La gran banda que toca desde el escenario comienza la canción «Nocte Amantes», que se
traduce como amantes nocturnos, si mal no recuerdo. Esta canción tiene una coreografía, así que
la gente empieza a formar parejas.
—Vivir en la morada de Hades es diferente que vivir en la de Hestia. En primer lugar, se
quedan despiertos toda la noche. No estoy para nada acostumbrada a eso, así que siempre estoy
exhausta. ¡Y no tienen baño aparte para las mujeres! ¿Puedes creerlo?
Clea abre los ojos de par en par, escandalizada.
—¿Te has duchado con los muchachos?
—Bueno… he empezado a ir temprano en la mañana para evitarlos. Hasta ahora, ha
funcionado —digo, pero mi rostro se acalora ante el recuerdo de Haven sorprendiéndome en la
ducha y usando mi desnudez como un arma.
—¿Y Haven? —pregunta Clea como si se hubiese percatado del hilo de mis pensamientos.
Logro verlo del otro lado del salón. Está con Pearce, Kal, Lyantha y algunas otras chicas que
no conozco. Todos vuelven el rostro hacia él como si fuera el sol y ellos los planetas que orbitan
a su alrededor.
«Una fuerza ineluctable».
Lyantha se acerca más a él y cruza su brazo con el de Haven, como si de algún modo le
perteneciera. A pesar de que ambos son herederos de Hades, su linaje es tan distante que, si
decidieran juntarse, a nadie le importaría.
Solo que… tengo una sensación aguda y agria en las entrañas, como si a mí sí me importara.
No me gusta cómo lo toca. Y no me gusta su mirada penetrante, como si quisiera devorarlo.
Siento una presión en el pecho y una palabra resuena en mi cabeza: «Mío».

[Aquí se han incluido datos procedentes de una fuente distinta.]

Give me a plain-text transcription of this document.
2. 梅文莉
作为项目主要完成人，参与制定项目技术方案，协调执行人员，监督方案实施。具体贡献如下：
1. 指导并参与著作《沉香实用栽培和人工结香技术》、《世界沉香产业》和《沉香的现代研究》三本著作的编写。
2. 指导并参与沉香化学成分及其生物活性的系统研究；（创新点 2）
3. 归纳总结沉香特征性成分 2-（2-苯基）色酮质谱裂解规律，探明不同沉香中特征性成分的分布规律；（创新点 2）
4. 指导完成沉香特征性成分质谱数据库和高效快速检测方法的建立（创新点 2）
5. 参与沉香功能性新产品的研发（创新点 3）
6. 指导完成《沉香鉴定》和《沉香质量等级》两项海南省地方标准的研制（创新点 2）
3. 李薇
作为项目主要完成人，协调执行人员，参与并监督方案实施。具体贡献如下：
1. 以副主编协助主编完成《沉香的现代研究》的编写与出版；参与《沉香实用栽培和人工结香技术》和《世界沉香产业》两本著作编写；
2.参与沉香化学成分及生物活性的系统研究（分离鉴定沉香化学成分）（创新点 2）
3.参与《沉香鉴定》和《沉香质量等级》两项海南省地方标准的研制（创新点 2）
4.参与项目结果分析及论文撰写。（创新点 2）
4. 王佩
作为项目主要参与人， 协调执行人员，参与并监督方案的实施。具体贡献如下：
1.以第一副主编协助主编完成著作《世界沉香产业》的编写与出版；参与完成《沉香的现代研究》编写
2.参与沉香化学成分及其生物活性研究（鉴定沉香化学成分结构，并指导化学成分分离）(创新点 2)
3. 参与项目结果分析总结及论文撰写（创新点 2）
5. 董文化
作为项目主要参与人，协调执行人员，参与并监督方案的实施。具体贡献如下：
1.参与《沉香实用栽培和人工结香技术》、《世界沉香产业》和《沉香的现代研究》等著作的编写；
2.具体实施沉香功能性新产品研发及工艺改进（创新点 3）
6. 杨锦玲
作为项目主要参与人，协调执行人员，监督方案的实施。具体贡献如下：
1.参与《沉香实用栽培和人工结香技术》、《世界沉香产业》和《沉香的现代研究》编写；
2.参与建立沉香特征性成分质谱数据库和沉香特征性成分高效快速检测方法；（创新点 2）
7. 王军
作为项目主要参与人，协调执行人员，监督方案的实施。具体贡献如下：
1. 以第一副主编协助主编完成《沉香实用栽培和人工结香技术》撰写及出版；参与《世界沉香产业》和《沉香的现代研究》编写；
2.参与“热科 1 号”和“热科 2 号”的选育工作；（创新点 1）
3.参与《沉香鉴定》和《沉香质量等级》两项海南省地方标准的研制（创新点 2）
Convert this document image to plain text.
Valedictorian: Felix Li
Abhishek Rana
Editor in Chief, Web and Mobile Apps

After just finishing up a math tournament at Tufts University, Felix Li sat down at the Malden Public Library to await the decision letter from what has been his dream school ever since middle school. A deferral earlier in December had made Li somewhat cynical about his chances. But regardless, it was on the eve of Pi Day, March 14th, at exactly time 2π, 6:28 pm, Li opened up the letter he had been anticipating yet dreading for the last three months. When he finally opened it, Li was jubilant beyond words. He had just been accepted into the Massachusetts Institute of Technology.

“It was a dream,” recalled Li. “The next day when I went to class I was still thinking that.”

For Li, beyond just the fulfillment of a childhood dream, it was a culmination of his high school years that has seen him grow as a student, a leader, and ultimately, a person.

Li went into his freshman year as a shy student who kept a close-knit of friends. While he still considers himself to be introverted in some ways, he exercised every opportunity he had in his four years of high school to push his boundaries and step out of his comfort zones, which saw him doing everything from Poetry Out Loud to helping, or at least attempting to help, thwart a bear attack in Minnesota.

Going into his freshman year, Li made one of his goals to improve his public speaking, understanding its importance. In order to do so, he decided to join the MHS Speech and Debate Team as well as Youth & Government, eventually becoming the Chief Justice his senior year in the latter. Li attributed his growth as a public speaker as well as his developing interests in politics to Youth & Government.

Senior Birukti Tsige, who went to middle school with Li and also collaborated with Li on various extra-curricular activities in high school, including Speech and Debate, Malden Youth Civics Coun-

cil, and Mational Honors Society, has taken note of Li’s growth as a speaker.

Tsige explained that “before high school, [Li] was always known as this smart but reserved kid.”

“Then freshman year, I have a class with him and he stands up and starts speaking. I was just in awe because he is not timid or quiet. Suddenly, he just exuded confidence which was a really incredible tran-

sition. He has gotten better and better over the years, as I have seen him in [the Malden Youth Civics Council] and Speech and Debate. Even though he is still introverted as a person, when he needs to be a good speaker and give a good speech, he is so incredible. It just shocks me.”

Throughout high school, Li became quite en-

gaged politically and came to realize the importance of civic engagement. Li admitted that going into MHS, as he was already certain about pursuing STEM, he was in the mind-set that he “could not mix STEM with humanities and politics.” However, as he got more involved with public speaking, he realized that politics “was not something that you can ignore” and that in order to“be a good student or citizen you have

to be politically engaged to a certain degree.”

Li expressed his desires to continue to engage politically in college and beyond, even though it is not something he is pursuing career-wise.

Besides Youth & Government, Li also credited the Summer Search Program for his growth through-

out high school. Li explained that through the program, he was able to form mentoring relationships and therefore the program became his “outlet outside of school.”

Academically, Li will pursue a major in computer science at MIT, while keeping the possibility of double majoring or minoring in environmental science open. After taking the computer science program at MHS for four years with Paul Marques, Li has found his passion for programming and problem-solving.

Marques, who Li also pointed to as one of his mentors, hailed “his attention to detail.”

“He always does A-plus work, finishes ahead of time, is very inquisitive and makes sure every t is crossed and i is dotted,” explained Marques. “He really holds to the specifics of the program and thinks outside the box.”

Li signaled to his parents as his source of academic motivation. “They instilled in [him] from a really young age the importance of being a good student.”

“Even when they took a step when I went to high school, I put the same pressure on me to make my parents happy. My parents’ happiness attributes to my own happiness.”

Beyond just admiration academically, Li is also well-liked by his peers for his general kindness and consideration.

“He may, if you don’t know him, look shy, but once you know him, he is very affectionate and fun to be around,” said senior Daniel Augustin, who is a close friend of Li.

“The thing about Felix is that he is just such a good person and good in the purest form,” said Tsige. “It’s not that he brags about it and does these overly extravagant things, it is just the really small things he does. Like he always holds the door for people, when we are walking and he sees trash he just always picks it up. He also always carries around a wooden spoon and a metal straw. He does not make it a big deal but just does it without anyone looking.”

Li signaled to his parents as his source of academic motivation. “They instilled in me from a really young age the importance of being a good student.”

«¿Qué inframundos? Contrólate, Ana».
No quiero a Haven. De ninguna manera.
Cuando vuelvo a verlo, me doy cuenta de que me está mirando. Me ha sorprendido
observándolo. En su rostro hay una expresión que casi denota diversión.
Aparto la mirada rápidamente.
—Haven es insufrible —le digo a Clea.
—¿Por qué no me sorprende? —dice—. Es una persona horrible. Juro que nació de los
deshechos fétidos del inframundo. Ojalá pierda para que borren toda su existencia de mi
memoria.
—Lo mismo digo —respondo, pero la mentira tiene un sabor amargo en mi boca.
Me arriesgo a darle otro vistazo. La mirada punzante de Haven aún está sobre mí y me
caliento bajo ella.
Me doy cuenta de que no quiero que pierda. Pero yo tampoco quiero perder.
Intentando disipar el malestar que me está revolviendo el estómago, cambio a un tema de
conversación más optimista.
—¿Cómo está Marigold? —pregunto—. ¿Y Sura?
—Están bien —dice Clea.
Nos detenemos en una esquina cuando los bailarines se separan por el final de la canción. La
música vuelve a ganar velocidad. El público aplaude en unísono con el ritmo de la banda.
—Marigold te extraña, por supuesto, pero está empecinada en que la escojan para la morada
de Ares ahora que has abierto el camino para todas las huérfanas herederas.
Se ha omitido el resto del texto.